4. If the rule (x, y) ¡ú (x + 3, y ¨C 3) is applied to the original triangle, give the coordinates of and draw the image. Show your work (show the computation) for calculating the coordinates of the resulting image. Label the vertices correctly.
To apply the rule (x, y) → (x + 3, y - 3) to the original triangle, we need to find the images of each vertex.

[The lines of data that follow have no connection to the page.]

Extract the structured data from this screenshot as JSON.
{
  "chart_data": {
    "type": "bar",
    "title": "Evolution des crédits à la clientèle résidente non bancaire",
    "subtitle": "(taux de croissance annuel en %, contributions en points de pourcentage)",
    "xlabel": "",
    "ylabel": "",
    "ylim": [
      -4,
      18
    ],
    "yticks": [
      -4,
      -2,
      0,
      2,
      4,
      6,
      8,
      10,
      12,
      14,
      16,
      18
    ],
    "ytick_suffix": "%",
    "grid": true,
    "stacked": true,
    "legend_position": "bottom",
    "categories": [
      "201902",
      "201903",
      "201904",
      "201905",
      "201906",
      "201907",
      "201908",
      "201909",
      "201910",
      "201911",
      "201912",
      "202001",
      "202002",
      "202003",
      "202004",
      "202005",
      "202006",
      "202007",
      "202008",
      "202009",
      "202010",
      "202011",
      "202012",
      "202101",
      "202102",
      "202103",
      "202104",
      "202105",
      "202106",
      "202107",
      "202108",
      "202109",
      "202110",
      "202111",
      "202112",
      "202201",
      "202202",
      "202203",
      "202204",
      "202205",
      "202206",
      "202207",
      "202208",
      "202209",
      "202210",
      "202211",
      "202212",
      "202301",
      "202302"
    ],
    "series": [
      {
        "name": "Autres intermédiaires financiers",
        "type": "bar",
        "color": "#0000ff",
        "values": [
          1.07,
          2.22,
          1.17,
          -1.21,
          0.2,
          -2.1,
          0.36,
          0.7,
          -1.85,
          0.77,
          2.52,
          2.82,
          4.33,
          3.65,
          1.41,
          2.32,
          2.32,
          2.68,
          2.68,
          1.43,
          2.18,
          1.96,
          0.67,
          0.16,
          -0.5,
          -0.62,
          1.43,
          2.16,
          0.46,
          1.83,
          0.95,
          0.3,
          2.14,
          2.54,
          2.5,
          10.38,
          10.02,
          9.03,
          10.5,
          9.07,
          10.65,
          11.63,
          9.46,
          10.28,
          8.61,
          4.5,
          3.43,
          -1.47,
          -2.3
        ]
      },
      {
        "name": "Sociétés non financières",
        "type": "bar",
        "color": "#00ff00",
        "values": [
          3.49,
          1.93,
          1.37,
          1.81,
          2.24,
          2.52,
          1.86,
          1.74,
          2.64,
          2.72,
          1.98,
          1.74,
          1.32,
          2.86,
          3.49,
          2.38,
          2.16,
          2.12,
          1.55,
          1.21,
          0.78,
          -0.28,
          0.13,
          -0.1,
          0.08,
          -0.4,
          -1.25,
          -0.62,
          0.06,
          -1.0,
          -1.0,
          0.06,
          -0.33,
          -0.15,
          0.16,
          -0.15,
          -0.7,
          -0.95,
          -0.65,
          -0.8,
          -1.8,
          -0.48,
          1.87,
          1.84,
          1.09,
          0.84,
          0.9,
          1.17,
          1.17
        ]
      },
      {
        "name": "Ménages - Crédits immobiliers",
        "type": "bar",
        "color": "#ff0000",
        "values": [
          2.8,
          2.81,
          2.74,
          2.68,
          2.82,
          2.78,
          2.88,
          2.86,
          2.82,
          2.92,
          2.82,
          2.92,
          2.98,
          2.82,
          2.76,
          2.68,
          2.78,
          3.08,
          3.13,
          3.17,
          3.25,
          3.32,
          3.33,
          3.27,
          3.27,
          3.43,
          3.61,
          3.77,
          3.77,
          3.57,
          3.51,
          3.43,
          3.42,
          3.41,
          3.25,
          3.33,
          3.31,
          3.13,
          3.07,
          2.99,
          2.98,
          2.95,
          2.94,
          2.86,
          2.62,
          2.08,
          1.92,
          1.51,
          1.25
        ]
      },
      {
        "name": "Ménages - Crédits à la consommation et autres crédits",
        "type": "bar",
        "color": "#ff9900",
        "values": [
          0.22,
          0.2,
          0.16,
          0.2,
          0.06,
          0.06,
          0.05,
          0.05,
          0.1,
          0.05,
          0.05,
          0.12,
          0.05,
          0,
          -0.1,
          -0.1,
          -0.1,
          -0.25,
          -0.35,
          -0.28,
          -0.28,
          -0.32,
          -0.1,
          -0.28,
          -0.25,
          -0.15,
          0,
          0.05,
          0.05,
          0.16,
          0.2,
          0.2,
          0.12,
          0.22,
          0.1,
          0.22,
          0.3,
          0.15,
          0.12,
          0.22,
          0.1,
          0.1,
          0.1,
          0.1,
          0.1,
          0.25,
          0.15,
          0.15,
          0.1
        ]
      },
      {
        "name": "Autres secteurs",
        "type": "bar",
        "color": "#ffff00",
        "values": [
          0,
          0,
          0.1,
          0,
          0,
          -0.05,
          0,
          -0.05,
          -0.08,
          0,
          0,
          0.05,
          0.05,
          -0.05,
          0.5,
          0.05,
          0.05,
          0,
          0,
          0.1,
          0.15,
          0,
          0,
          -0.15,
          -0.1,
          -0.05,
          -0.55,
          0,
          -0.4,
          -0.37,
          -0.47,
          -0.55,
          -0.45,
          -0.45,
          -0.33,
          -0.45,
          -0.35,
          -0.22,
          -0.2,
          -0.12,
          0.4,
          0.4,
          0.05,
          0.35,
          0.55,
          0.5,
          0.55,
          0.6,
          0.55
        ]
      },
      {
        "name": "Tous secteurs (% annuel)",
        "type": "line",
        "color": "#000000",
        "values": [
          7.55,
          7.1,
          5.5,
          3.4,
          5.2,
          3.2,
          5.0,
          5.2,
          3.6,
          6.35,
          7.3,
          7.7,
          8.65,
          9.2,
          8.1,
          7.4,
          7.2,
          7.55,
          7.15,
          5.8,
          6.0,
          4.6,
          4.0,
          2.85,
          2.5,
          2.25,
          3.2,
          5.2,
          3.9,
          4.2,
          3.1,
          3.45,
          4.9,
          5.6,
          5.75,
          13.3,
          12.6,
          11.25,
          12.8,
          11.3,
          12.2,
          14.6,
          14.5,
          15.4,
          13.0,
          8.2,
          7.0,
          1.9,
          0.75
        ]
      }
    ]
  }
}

Let's assume the original triangle has vertices A, B, and C with coordinates (x₁, y₁), (x₂, y₂), and (x₃, y₃) respectively.
For vertex A, the image can be found by adding 3 to the x-coordinate and subtracting 3 from the y-coordinate. So the new coordinates of A, denoted as A', will be (x₁ + 3, y₁ - 3).
For vertex B, the image can be found similarly, resulting in coordinates (x₂ + 3, y₂ - 3). Let's denote this as B'.
Lastly, for vertex C, the rule is also applied, giving us the coordinates (x₃ + 3, y₃ - 3). We will represent this image as C'.
Now, we can plot the original triangle and its image, labeled with the respective vertices. Keep in mind that I can only provide the steps, but I can't generate the image visually.
1. Plot points A (x₁, y₁), B (x₂, y₂), and C (x₃, y₃) on a coordinate plane.
2. Plot the new points A' (x₁ + 3, y₁ - 3), B' (x₂ + 3, y₂ - 3), and C' (x₃ + 3, y₃ - 3) on the same coordinate plane.
3. Connect the points A, B, and C to form the original triangle, and connect A', B', and C' to form the image triangle.
The resulting image triangle will have vertices A', B', and C'.
To find the coordinates of the resulting image after applying the given rule to the original triangle, you can start by labeling the vertices of the original triangle. Let's assume the vertices are A, B, and C.
Next, you need to apply the rule (x, y) ¡ú (x + 3, y ¨C 3) to each vertex of the original triangle and compute the new coordinates.
Let's calculate the new coordinates step by step:
Vertex A: (x, y) ¡ú (x + 3, y ¨C 3)
Let's assume the original coordinates of A are (x₁, y₁).
Applying the rule to A, we have:
A' = (x₁ + 3, y₁ ¨C 3)
Vertex B: (x, y) ¡ú (x + 3, y ¨C 3)
Assume the original coordinates of B are (x₂, y₂).
Applying the rule to B, we have:
B' = (x₂ + 3, y₂ ¨C 3)
Vertex C: (x, y) ¡ú (x + 3, y ¨C 3)
Assume the original coordinates of C are (x₃, y₃).
Applying the rule to C, we have:
C' = (x₃ + 3, y₃ ¨C 3)
Now we have the new coordinates of the vertices A', B', and C'. You can plot these points on a graph to draw the image of the resulting triangle.
Remember to label the vertices correctly, and you can connect the points to form the image of the resulting triangle.